Figure 4.

COPI and CASP interactions contribute to localization of SCYL3 to the Golgi apparatus. A, Generation of CASP-deficient MEFs using CRISPR–Cas9 technology. Structure of the Cux1 gene encoding CDP and CASP. Exons common to CDP and CASP are illustrated in black (only exons 12–14 illustrated). Exons encoding CDP are illustrated in green, and those encoding CASP are illustrated in blue. To generate CASP-deficient cells, 2 sgRNAs (black arrowheads) were designed to delete exons 15–17. Splicing of exon 14 into exon 18 causes a frame shift and premature stop codon. Red arrow, Cux1-F51 primer; green arrow, Cux-R32 primer. B, PCR genotyping of the WT and 2 independently derived CASP-deficient MEF lines (Cl.7 and Cl.8). Bands of 2496 and ∼495 bp correspond to WT and null CASP-null alleles, respectively. A smaller band (*) from internal priming sites was also obtained by using these primers. NTC, No template control. Sanger sequencing confirmed proper recombination of the allele in CASP-deficient MEFs.

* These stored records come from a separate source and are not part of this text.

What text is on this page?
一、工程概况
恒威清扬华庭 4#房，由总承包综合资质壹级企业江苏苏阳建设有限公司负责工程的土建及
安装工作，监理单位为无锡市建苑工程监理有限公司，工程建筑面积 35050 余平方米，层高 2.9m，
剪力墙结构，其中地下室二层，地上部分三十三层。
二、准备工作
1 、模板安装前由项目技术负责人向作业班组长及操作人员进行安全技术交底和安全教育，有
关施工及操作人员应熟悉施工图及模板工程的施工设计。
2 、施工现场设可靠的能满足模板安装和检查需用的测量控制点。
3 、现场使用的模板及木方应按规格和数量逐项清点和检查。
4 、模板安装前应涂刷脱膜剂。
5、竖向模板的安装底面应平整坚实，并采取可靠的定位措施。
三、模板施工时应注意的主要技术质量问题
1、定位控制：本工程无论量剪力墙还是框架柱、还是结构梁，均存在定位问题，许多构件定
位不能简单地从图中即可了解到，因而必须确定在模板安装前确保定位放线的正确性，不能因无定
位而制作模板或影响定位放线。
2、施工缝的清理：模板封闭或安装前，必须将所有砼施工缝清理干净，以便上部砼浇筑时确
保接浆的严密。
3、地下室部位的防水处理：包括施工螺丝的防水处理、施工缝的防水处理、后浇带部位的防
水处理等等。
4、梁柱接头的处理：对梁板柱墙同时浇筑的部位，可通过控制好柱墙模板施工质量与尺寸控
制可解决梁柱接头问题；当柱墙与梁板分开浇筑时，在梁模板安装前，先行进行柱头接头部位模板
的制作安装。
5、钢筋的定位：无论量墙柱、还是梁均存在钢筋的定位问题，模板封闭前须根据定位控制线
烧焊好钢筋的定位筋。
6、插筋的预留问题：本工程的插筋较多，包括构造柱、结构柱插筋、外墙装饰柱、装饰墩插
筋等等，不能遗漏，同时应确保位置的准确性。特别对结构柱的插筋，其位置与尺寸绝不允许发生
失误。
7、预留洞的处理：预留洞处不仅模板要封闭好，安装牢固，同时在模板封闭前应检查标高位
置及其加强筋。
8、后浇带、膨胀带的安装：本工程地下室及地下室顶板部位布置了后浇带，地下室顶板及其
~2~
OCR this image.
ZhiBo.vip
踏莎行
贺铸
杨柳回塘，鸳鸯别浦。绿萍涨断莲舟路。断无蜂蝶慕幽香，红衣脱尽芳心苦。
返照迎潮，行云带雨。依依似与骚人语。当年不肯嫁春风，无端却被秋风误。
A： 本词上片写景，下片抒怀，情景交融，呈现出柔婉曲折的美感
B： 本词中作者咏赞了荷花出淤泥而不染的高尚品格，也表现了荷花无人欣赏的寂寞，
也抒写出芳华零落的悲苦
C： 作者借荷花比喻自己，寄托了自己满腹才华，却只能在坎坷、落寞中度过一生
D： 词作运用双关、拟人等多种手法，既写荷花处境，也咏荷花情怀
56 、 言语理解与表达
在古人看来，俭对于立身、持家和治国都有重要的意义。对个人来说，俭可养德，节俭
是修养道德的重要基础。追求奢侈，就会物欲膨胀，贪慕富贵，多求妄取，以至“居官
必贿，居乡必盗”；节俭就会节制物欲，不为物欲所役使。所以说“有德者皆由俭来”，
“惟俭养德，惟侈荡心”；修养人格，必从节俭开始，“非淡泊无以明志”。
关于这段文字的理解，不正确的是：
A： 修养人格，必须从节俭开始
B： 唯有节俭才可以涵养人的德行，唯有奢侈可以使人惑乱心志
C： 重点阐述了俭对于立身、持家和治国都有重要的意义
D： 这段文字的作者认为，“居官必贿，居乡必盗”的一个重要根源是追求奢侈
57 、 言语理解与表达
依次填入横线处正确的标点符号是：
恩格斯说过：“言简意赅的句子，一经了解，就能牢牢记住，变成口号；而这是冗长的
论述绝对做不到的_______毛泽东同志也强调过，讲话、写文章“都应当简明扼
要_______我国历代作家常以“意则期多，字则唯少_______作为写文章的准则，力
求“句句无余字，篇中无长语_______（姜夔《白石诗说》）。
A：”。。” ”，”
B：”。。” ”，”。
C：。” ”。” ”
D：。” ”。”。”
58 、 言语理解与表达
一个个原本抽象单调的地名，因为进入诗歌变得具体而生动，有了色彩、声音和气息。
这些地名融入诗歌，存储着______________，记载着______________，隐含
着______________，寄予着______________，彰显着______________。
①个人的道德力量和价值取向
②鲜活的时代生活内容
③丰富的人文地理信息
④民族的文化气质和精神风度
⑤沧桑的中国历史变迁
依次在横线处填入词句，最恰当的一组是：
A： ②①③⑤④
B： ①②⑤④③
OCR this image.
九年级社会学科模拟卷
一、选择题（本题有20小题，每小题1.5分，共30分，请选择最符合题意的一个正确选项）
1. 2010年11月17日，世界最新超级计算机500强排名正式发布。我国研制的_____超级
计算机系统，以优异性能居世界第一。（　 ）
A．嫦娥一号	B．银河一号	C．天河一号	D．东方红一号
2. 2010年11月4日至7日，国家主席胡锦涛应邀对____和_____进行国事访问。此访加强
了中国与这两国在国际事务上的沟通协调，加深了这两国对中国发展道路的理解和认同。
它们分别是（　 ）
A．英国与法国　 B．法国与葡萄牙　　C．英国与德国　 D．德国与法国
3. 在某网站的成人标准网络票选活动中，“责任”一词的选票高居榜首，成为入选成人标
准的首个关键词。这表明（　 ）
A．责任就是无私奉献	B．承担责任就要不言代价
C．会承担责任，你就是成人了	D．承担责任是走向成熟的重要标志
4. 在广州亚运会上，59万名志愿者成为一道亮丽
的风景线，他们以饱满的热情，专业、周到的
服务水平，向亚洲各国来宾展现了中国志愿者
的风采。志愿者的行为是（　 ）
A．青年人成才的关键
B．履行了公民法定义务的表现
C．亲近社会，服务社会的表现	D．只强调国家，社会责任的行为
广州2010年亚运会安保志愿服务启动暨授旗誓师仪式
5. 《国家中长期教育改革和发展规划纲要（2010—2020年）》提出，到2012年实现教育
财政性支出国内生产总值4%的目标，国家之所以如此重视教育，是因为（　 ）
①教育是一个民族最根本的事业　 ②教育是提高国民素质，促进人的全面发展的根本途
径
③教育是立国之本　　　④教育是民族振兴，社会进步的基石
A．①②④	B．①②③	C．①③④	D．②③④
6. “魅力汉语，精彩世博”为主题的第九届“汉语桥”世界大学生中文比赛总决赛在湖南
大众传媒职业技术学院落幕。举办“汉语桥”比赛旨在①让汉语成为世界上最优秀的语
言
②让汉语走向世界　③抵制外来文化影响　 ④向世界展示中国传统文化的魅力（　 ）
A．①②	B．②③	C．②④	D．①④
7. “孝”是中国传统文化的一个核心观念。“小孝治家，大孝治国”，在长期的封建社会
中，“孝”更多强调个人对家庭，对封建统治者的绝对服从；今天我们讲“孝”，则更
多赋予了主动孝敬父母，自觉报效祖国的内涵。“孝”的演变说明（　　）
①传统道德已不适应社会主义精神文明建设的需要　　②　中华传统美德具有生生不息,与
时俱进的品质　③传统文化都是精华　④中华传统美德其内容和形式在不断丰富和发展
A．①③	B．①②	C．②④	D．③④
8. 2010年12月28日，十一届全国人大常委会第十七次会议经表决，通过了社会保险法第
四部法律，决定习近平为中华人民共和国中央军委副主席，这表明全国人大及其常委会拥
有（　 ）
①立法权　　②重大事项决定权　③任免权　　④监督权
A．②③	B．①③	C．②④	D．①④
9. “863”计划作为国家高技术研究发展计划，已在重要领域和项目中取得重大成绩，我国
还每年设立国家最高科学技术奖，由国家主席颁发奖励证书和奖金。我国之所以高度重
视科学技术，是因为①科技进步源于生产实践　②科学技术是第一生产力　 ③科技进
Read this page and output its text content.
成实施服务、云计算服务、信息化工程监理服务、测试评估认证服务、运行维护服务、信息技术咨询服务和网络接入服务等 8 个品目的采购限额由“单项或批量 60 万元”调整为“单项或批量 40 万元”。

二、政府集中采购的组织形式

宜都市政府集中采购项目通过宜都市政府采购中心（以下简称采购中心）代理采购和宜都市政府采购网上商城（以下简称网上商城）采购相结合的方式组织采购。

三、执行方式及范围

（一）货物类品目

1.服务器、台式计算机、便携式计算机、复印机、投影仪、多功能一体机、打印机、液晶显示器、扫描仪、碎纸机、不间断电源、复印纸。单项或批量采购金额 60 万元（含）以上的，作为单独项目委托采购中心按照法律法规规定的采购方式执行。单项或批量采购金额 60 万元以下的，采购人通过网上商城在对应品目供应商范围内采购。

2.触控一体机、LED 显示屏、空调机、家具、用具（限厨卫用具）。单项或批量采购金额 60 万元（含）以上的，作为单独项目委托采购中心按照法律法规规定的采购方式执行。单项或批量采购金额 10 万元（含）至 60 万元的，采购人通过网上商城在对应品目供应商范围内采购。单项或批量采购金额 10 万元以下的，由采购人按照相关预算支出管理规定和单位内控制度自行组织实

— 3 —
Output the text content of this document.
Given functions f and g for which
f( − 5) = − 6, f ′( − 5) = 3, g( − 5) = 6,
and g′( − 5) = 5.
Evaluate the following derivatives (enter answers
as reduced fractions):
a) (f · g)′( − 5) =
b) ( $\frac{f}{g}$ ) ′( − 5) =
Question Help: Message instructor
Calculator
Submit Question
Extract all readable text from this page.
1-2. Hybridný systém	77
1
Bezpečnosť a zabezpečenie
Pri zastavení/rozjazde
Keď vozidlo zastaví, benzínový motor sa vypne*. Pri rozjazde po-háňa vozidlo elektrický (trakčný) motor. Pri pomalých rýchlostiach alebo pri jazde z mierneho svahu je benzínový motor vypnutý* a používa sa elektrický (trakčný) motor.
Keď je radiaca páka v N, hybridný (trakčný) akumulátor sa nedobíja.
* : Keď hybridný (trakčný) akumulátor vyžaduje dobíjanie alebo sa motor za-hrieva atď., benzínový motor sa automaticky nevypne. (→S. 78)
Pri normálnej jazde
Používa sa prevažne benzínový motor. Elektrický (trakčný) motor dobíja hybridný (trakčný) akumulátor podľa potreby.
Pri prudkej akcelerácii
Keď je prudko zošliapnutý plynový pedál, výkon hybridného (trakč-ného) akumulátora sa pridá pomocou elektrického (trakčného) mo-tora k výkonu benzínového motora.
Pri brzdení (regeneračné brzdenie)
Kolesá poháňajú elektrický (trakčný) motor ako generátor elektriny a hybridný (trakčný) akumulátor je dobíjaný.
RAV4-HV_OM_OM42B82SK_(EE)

C, Western blot analysis of CASP and β-actin (as loading control) in WT and CASP-deficient MEFs. *Indicates nonspecific bands. D, Immunofluorescence staining of CASP and GM130 in WT and CASP-deficient MEFs. Exponentially growing WT and CASP-deficient MEFs were fixed and stained for CASP and GM130 and imaged by confocal microscopy. E, SCYL3 localization in WT and CASP-deficient MEFs. Exponentially growing WT and CASP-deficient MEFs were fixed and stained for SCYL3 and GM130 and imaged by confocal microscopy. F, Subcellular localization of full-length and key truncated version of SCYL3 in Scyl3-deficient MEFs. Exponentially growing Scyl3^−/− MEFs were transfected with full-length or the indicated truncated versions of SCYL3, fixed and stained for SCYL3 and GM130, and imaged by confocal microscopy.